Discussion in 'Star Trek Movies I-X' started by Warped9, Jul 7, 2021.
Particularly since one of the first things Kirk says is, "Here? At Starfleet?"
I watched the 2022 DE again last night, I'm not a huge fan of how they decided every bridge control panel light needs to make a distinct noise when it lights up if visible in a close up shot.
Perhaps Instagram has increased awareness of it, but vignette is an old visual 'effect' in photography, sometimes unintentional and sometimes a deliberate artistic choice to guide the viewer's eye. I do think it's a little weird here.
I remember during the making-of on the initial 2001 release that they really tried to sell the new establishing shots of San Francisco as being bright and pollution free. Both the theatrical (To the best of it's ability) and the original Director's Edition reflect that. In fact, there was a preview for the 4K DC on twitter where you can see the phases of the redone establishing shots without the vignette effect and it looks so much better.
Why would you want to throw shade on a bright sunny day when the TMP theme is playing triumphantly in the background? It's a good thing I subscribe to the 'Sound dominates picture" camp else I'd put the 2001 cut over this, standard definition and all.
On the bonus disk, does anyone know the origin of that shot they use for the main menu? It’s a shot of the bridge, looking aft from the helm/navigation console at the captains chair and science station.
Ah, I miss the days when DVD/Blu-ray menus were art froms in and of themselves. This particular one looks to be a test shot of the set and it's props. You can tell that it's not final because Spock's science station has an office wheely chair.
Yes, I noticed that as well.
Honestly, it's a really gorgeous shot...
To be fair, there already two shots of that point of view of the Enterprise before they fired at the asteroid.
Finally got the BD version of the new directors edition. Overall, I enjoyed it. But.... man that lounge scene is reeeeal rough. Kirk's and McCoy's face look absolutely deformed in parts of that scene. They address it in the new commentary by referring to it as their "problem child". They really should have left it as it was rather than deform the faces of the actors. If this was how it was going to be released, I imagine Shatner and Kelley would have quite a bit to say about it. I don't know if this is a complaint or not, but with all the recompiling that was done... maybe some things are too clear now. Matte lines are now easy to spot, where I didn't notice them in previously.

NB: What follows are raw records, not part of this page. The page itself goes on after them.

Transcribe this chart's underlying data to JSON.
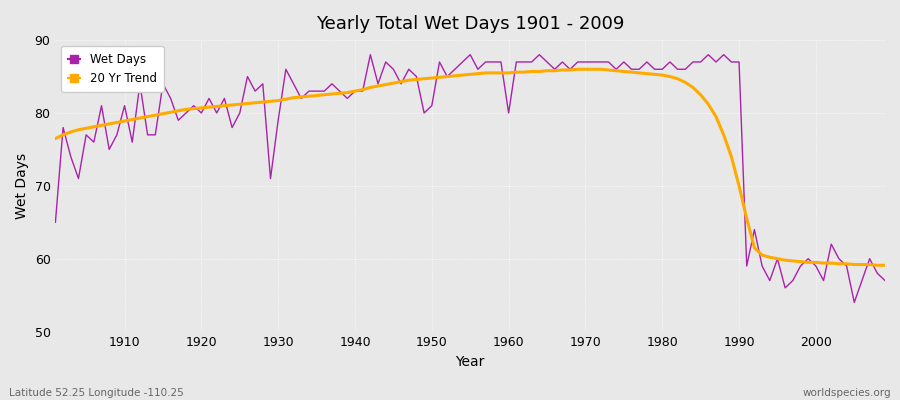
{
  "title": "Yearly Total Wet Days 1901 - 2009",
  "xlabel": "Year",
  "ylabel": "Wet Days",
  "footnote_left": "Latitude 52.25 Longitude -110.25",
  "footnote_right": "worldspecies.org",
  "ylim": [
    50,
    90
  ],
  "yticks": [
    50,
    60,
    70,
    80,
    90
  ],
  "bg_color": "#e8e8e8",
  "plot_bg_color": "#e8e8e8",
  "line_color": "#aa22aa",
  "trend_color": "#ffaa00",
  "years": [
    1901,
    1902,
    1903,
    1904,
    1905,
    1906,
    1907,
    1908,
    1909,
    1910,
    1911,
    1912,
    1913,
    1914,
    1915,
    1916,
    1917,
    1918,
    1919,
    1920,
    1921,
    1922,
    1923,
    1924,
    1925,
    1926,
    1927,
    1928,
    1929,
    1930,
    1931,
    1932,
    1933,
    1934,
    1935,
    1936,
    1937,
    1938,
    1939,
    1940,
    1941,
    1942,
    1943,
    1944,
    1945,
    1946,
    1947,
    1948,
    1949,
    1950,
    1951,
    1952,
    1953,
    1954,
    1955,
    1956,
    1957,
    1958,
    1959,
    1960,
    1961,
    1962,
    1963,
    1964,
    1965,
    1966,
    1967,
    1968,
    1969,
    1970,
    1971,
    1972,
    1973,
    1974,
    1975,
    1976,
    1977,
    1978,
    1979,
    1980,
    1981,
    1982,
    1983,
    1984,
    1985,
    1986,
    1987,
    1988,
    1989,
    1990,
    1991,
    1992,
    1993,
    1994,
    1995,
    1996,
    1997,
    1998,
    1999,
    2000,
    2001,
    2002,
    2003,
    2004,
    2005,
    2006,
    2007,
    2008,
    2009
  ],
  "wet_days": [
    65,
    78,
    74,
    71,
    77,
    76,
    81,
    75,
    77,
    81,
    76,
    84,
    77,
    77,
    84,
    82,
    79,
    80,
    81,
    80,
    82,
    80,
    82,
    78,
    80,
    85,
    83,
    84,
    71,
    79,
    86,
    84,
    82,
    83,
    83,
    83,
    84,
    83,
    82,
    83,
    83,
    88,
    84,
    87,
    86,
    84,
    86,
    85,
    80,
    81,
    87,
    85,
    86,
    87,
    88,
    86,
    87,
    87,
    87,
    80,
    87,
    87,
    87,
    88,
    87,
    86,
    87,
    86,
    87,
    87,
    87,
    87,
    87,
    86,
    87,
    86,
    86,
    87,
    86,
    86,
    87,
    86,
    86,
    87,
    87,
    88,
    87,
    88,
    87,
    87,
    59,
    64,
    59,
    57,
    60,
    56,
    57,
    59,
    60,
    59,
    57,
    62,
    60,
    59,
    54,
    57,
    60,
    58,
    57
  ],
  "trend_years": [
    1901,
    1902,
    1903,
    1904,
    1905,
    1906,
    1907,
    1908,
    1909,
    1910,
    1911,
    1912,
    1913,
    1914,
    1915,
    1916,
    1917,
    1918,
    1919,
    1920,
    1921,
    1922,
    1923,
    1924,
    1925,
    1926,
    1927,
    1928,
    1929,
    1930,
    1931,
    1932,
    1933,
    1934,
    1935,
    1936,
    1937,
    1938,
    1939,
    1940,
    1941,
    1942,
    1943,
    1944,
    1945,
    1946,
    1947,
    1948,
    1949,
    1950,
    1951,
    1952,
    1953,
    1954,
    1955,
    1956,
    1957,
    1958,
    1959,
    1960,
    1961,
    1962,
    1963,
    1964,
    1965,
    1966,
    1967,
    1968,
    1969,
    1970,
    1971,
    1972,
    1973,
    1974,
    1975,
    1976,
    1977,
    1978,
    1979,
    1980,
    1981,
    1982,
    1983,
    1984,
    1985,
    1986,
    1987,
    1988,
    1989,
    1990,
    1991,
    1992,
    1993,
    1994,
    1995,
    1996,
    1997,
    1998,
    1999,
    2000,
    2001,
    2002,
    2003,
    2004,
    2005,
    2006,
    2007,
    2008,
    2009
  ],
  "trend_values": [
    76.5,
    77.0,
    77.4,
    77.7,
    77.9,
    78.1,
    78.3,
    78.5,
    78.7,
    78.9,
    79.1,
    79.3,
    79.5,
    79.7,
    79.9,
    80.1,
    80.3,
    80.5,
    80.6,
    80.7,
    80.8,
    80.9,
    81.0,
    81.1,
    81.2,
    81.3,
    81.4,
    81.5,
    81.6,
    81.7,
    81.9,
    82.1,
    82.2,
    82.3,
    82.4,
    82.5,
    82.6,
    82.7,
    82.8,
    83.0,
    83.2,
    83.5,
    83.7,
    83.9,
    84.1,
    84.3,
    84.5,
    84.6,
    84.7,
    84.8,
    84.9,
    85.0,
    85.1,
    85.2,
    85.3,
    85.4,
    85.5,
    85.5,
    85.5,
    85.5,
    85.6,
    85.6,
    85.7,
    85.7,
    85.8,
    85.8,
    85.9,
    85.9,
    86.0,
    86.0,
    86.0,
    86.0,
    85.9,
    85.8,
    85.7,
    85.6,
    85.5,
    85.4,
    85.3,
    85.2,
    85.0,
    84.7,
    84.2,
    83.5,
    82.5,
    81.2,
    79.5,
    77.0,
    74.0,
    70.0,
    65.5,
    61.5,
    60.5,
    60.2,
    60.0,
    59.8,
    59.7,
    59.6,
    59.5,
    59.5,
    59.4,
    59.4,
    59.3,
    59.3,
    59.2,
    59.2,
    59.2,
    59.1,
    59.1
  ]
}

Jeez.. shame on me for not proof reading (I don't see an edit button) corrections should read... if this is how it was going to be released in 1979... and recompositing, not recompiling. Sorry for the double post.
You get the edit button after a certain number of posts and a certain amount of time after registration, as a safeguard against new accounts opened purely for vandalism.
Which is funny, because it's a problem of their own making. Reminds me of that meme where a guy riding a bike leans over and puts a stick in his own spokes and then blames someone else for doing it.
The lounge scene really looks like a good attempt that was abandoned as a WIP (Edit: I'm not saying that's actually what happened, just that the look of it brings a WIP to mind) as does the air tram terminal. Every time I watch either of them I notice more little oddities. McCoy's feet are very well rotoscoped at one point, but his feet have no shadows whatsoever until he walks into the existing floorspace, and the added wall/floor behind him has frozen grain unlike the floor he steps on to. Not remotely as bad as his face disappearing, but still worth noting.
Bring on the First Contact 4K and my Star Trek 4K collection will be complete! (Will have to swing back to get 09 in 4K)
In the final push-in on Kirk where they replaced Spock and McCoy's armbands, Spock's orange one flips back to blue before it goes off screen. Did any of the DE shots get completed before release?
Interesting that a film that famously remained unfinished for so many years now has a "final cut" whose legacy might just be one of unfinished polishing.
Most people think that was left in deliberately as an homage to the original actors' on set joke.
I don't understand. What would be the point of going to the trouble replacing both armbands, only to have one of them glitch out? That's more reality breaking than just leaving the shot the way it was.
Well, most people, including myself, didn't really notice it to be honest. It's a 43 year old movie and it's astonishing that it looks as good as it does. The homage is far less intrusive or noticeable to most people.
Maybe a Q did it? ;-p
I guess I wasn’t expecting perfection in the first place with the DE.